La politique de santé publique, du moins dans tous les pays à peu près décemment dirigés, cherche à "aplatir la courbe" en imposant de drastiques mesures de distanciation sociale et en promouvant des pratiques de santé pour réduire le taux de transmission. Cet "aplatissement de la courbe" permettrait d’étirer la diffusion de la pandémie au cours du temps, permettant ainsi aux gens d’être mieux traités par le système hospitalier, ce qui réduirait en définitive le taux de mortalité. C’est la courbe bleue sur le graphique 1. Ces politiques, là où elles sont mises en œuvre, ont eu de puissants résultats. Les pays qui ont adopté des mesures drastiques de confinement comme Taïwan, Singapour ou les régions chinoises en-dehors de Hubei, ont vu le nombre de cas croître à un rythme bien plus faible et ils connaissent maintenant un déclin. Clairement, c’est la bonne politique de santé publique à court terme.

Supposons que les autorités de santé publique prennent les bonnes décisions, donc que nous soyons sur la courbe d’infections aplatie (en bleu). Quelles sont les implications macroéconomiques ?

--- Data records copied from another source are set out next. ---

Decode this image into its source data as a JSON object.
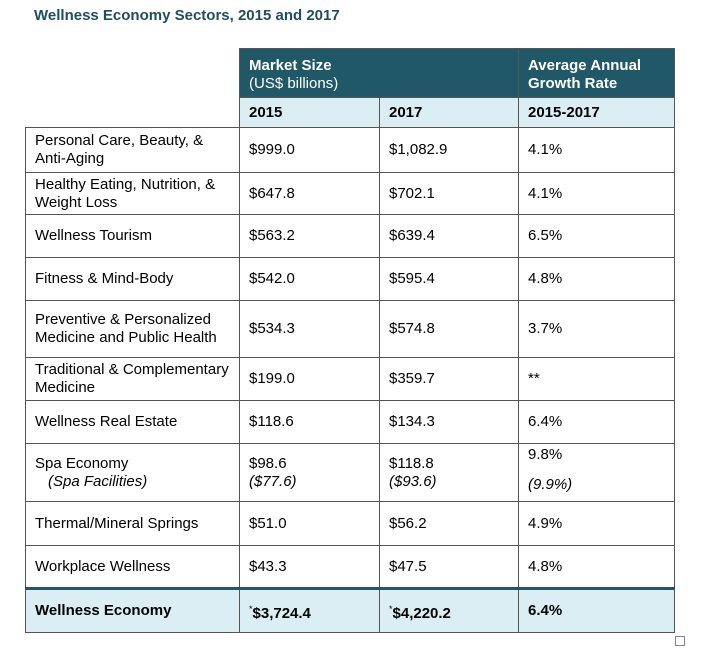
{
  "title": "Wellness Economy Sectors, 2015 and 2017",
  "table": {
    "header": {
      "market_size": "Market Size",
      "market_size_unit": "(US$ billions)",
      "growth": "Average Annual Growth Rate",
      "year_a": "2015",
      "year_b": "2017",
      "period": "2015-2017"
    },
    "rows": [
      {
        "sector": "Personal Care, Beauty, & Anti-Aging",
        "v2015": "$999.0",
        "v2017": "$1,082.9",
        "growth": "4.1%"
      },
      {
        "sector": "Healthy Eating, Nutrition, & Weight Loss",
        "v2015": "$647.8",
        "v2017": "$702.1",
        "growth": "4.1%"
      },
      {
        "sector": "Wellness Tourism",
        "v2015": "$563.2",
        "v2017": "$639.4",
        "growth": "6.5%"
      },
      {
        "sector": "Fitness & Mind-Body",
        "v2015": "$542.0",
        "v2017": "$595.4",
        "growth": "4.8%"
      },
      {
        "sector": "Preventive & Personalized Medicine and Public Health",
        "v2015": "$534.3",
        "v2017": "$574.8",
        "growth": "3.7%"
      },
      {
        "sector": "Traditional & Complementary Medicine",
        "v2015": "$199.0",
        "v2017": "$359.7",
        "growth": "**"
      },
      {
        "sector": "Wellness Real Estate",
        "v2015": "$118.6",
        "v2017": "$134.3",
        "growth": "6.4%"
      },
      {
        "sector": "Spa Economy",
        "sector_sub": "(Spa Facilities)",
        "v2015": "$98.6",
        "v2015_sub": "($77.6)",
        "v2017": "$118.8",
        "v2017_sub": "($93.6)",
        "growth": "9.8%",
        "growth_sub": "(9.9%)"
      },
      {
        "sector": "Thermal/Mineral Springs",
        "v2015": "$51.0",
        "v2017": "$56.2",
        "growth": "4.9%"
      },
      {
        "sector": "Workplace Wellness",
        "v2015": "$43.3",
        "v2017": "$47.5",
        "growth": "4.8%"
      }
    ],
    "total": {
      "sector": "Wellness Economy",
      "note": "*",
      "v2015": "$3,724.4",
      "v2017": "$4,220.2",
      "growth": "6.4%"
    }
  }
}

Je vais affirmer que, à court terme, l’aplatissement de la courbe d’infections accentue inévitablement la courbe de récession. Considérons la Chine et l’Italie : l’accroissement des distances sociales a nécessité de fermer les écoles, les universités, les entreprises qui ne sont pas essentielles et de demander à la majorité de la population en âge de travailler de rester à la maison. Alors que certains peuvent être capables de travailler à domicile, cela reste une petite fraction de l’ensemble de la main-d’œuvre. Même si le télétravail reste une option, la perturbation à court terme touchant le travail et la vie de famille est importante et elle va réduire la productivité. Bref, la politique de santé publique appropriée plonge l’économie dans un arrêt brusque. Tous les indicateurs venant de Chine, par exemple, mettent en évidence un plongeon dramatique de la production et des échanges.

Dans un monde parfait, les gens s’isoleraient d’eux-mêmes jusqu’à ce que les taux d’infections chutent suffisamment et que les autorités de santé publique donnent le feu vert. A cet instant-là, les moteurs de l’économie repartiraient : les travailleurs retourneraient travailler, les usines seraient relancées, les bateaux pourraient charger leur cargaison et les avions pourraient redécoller.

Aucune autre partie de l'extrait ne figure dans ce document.